'llms a penance'
i recently received an email from a talented scholar asking me how botpress interacts with llms.
I was writing an article about how to avoid vendor lock-in and wanted to know if maybe we used a framework like langchain or haystack.
I was happy to share with him that we have created our own abstractions that allow botpress builders to interact with llms.
Given the great interest that the topic arouses, i wanted to make this information public. It may be useful to other developers or users of our platform. I hope you find it as interesting as creating it for me.
Two ways to interact with botpress llms
botpress has created its own abstractions that work in two ways:
1. Integrations
integrations have the concept of actions that have specific types of input and output.
We have open source components on the platform, so that the community can create their own integrations, which can be private or for public use.
Thus, llm providers - openai, anthropic, groq, etc. - each one has an integration. That's one way our users can interact with them.
2. Llm integration interfaces
to the concept of integrations we add that of "interfaces".
that integrations can extend. We have created a standard scheme for llms.
As long as an integration extends this schema, the paraguay mobile phone number integration is considered an llm provider. So it works out of the box in botpress.

Here are some examples of botpress integrations for different llm providers:
anthropic
openai
greek
we have similar interfaces for text2image, image2text, voice2text, text2voice, etc.
Model configurations
in botpress studio we have two general settings: the "best model" and the "fast model". We have found that, in general, most tasks easily fit into one of these two modes.

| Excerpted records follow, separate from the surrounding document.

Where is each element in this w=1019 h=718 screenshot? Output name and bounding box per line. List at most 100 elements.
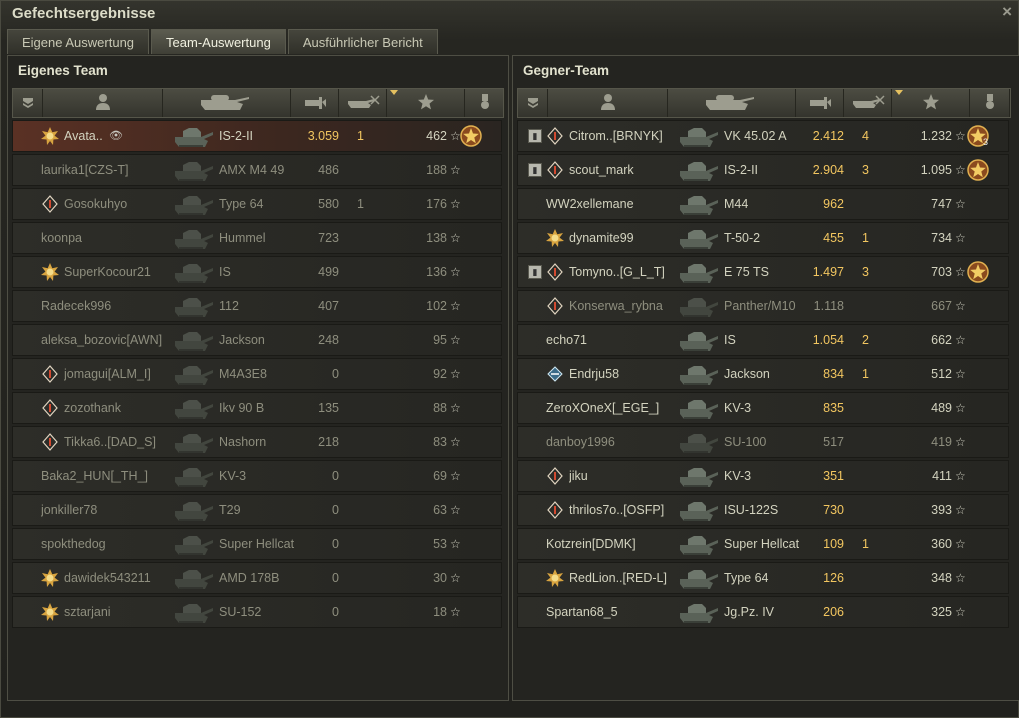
player-row[interactable]: laurika1[CZS-T] AMX M4 49 486 188 ☆ — [12, 154, 502, 186]
player-name[interactable]: Citrom..[BRNYK] — [569, 121, 663, 151]
player-name[interactable]: zozothank — [64, 393, 121, 423]
player-row[interactable]: aleksa_bozovic[AWN] Jackson 248 95 ☆ — [12, 324, 502, 356]
player-name[interactable]: Spartan68_5 — [546, 597, 618, 627]
player-row[interactable]: jomagui[ALM_I] M4A3E8 0 92 ☆ — [12, 358, 502, 390]
star-badge-icon — [546, 229, 564, 247]
player-name[interactable]: Baka2_HUN[_TH_] — [41, 461, 148, 491]
tank-name: Panther/M10 — [724, 299, 796, 313]
tank-image-icon — [171, 190, 217, 218]
player-name[interactable]: dynamite99 — [569, 223, 634, 253]
player-name[interactable]: SuperKocour21 — [64, 257, 151, 287]
player-name[interactable]: laurika1[CZS-T] — [41, 155, 129, 185]
player-row[interactable]: koonpa Hummel 723 138 ☆ — [12, 222, 502, 254]
player-name[interactable]: jonkiller78 — [41, 495, 97, 525]
player-row[interactable]: Tikka6..[DAD_S] Nashorn 218 83 ☆ — [12, 426, 502, 458]
player-row[interactable]: Endrju58 Jackson 834 1 512 ☆ — [517, 358, 1009, 390]
player-row[interactable]: thrilos7o..[OSFP] ISU-122S 730 393 ☆ — [517, 494, 1009, 526]
xp-star-column-header[interactable] — [387, 89, 465, 117]
player-column-header[interactable] — [43, 89, 163, 117]
tab-team-report[interactable]: Team-Auswertung — [151, 29, 286, 54]
star-badge-icon — [41, 569, 59, 587]
player-row[interactable]: WW2xellemane M44 962 747 ☆ — [517, 188, 1009, 220]
player-row[interactable]: jiku KV-3 351 411 ☆ — [517, 460, 1009, 492]
player-name[interactable]: thrilos7o..[OSFP] — [569, 495, 664, 525]
player-row[interactable]: Spartan68_5 Jg.Pz. IV 206 325 ☆ — [517, 596, 1009, 628]
player-row[interactable]: RedLion..[RED-L] Type 64 126 348 ☆ — [517, 562, 1009, 594]
platoon-column-header[interactable] — [518, 89, 548, 117]
player-row[interactable]: SuperKocour21 IS 499 136 ☆ — [12, 256, 502, 288]
player-name[interactable]: Gosokuhyo — [64, 189, 127, 219]
player-name[interactable]: Endrju58 — [569, 359, 619, 389]
player-name[interactable]: WW2xellemane — [546, 189, 634, 219]
tank-name: KV-3 — [219, 469, 247, 483]
player-row[interactable]: Gosokuhyo Type 64 580 1 176 ☆ — [12, 188, 502, 220]
tab-detailed-report[interactable]: Ausführlicher Bericht — [287, 29, 438, 54]
player-row[interactable]: Avata.. 👁 IS-2-II 3.059 1 462 ☆ — [12, 120, 502, 152]
player-column-header[interactable] — [548, 89, 668, 117]
damage-value: 0 — [332, 367, 339, 381]
close-icon[interactable]: × — [1002, 2, 1012, 22]
player-name[interactable]: Kotzrein[DDMK] — [546, 529, 636, 559]
xp-value: 667 — [931, 299, 952, 313]
player-row[interactable]: dynamite99 T-50-2 455 1 734 ☆ — [517, 222, 1009, 254]
diamond-badge-icon — [41, 365, 59, 383]
xp-star-icon: ☆ — [450, 197, 461, 211]
tank-name: Ikv 90 B — [219, 401, 265, 415]
player-name[interactable]: Radecek996 — [41, 291, 111, 321]
player-name[interactable]: jiku — [569, 461, 588, 491]
player-row[interactable]: zozothank Ikv 90 B 135 88 ☆ — [12, 392, 502, 424]
damage-column-header[interactable] — [796, 89, 844, 117]
player-row[interactable]: danboy1996 SU-100 517 419 ☆ — [517, 426, 1009, 458]
medal-icon[interactable] — [459, 124, 483, 148]
player-name[interactable]: Tomyno..[G_L_T] — [569, 257, 665, 287]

Screenshot showing the choice between the "fast" and "best" llm defaults on the botpress platform.
Screenshot of the botpress platform.
Screenshot of model strategy selection in botpress, a choice between fastest, hybrid and best.
Screenshot of the botpress platform.
but beyond just model selection, we found that the various vendors diverged too much in terms of tool calls and message formats to be able to easily swap one model for another and expect good results.
The botpress inference engine
therefore, we created our own inference engine, called llmz, which works with any model without the need to make any changes to the instructions (or with very minimal changes). And it provides a better call to the tool and often much better performance in terms of cost of tokens and round trips to llm .
This engine works with typescript types behind the scenes for tool definitions, markdown for message and code output formatting, and a native llm execution sandbox for inference.
Llmz provides many optimizations and debugging features needed for advanced use cases such as:
input token compression
smart token truncation
token-optimized context-memory
call to parallel and compound tools
mixing several messages + calls to tools in a single call to llm
totally safe tools (entry and exit)
long running sessions using sandbox serialization
mocking, wrapping and tracing tools
complete execution isolation in lightweight v8 isolations (allows thousands of simultaneous executions to be run quickly and very cheaply).
Automatic iterations and error recovery
all of these things were necessary for our use cases. But they were impossible or very difficult to do with the usual tools.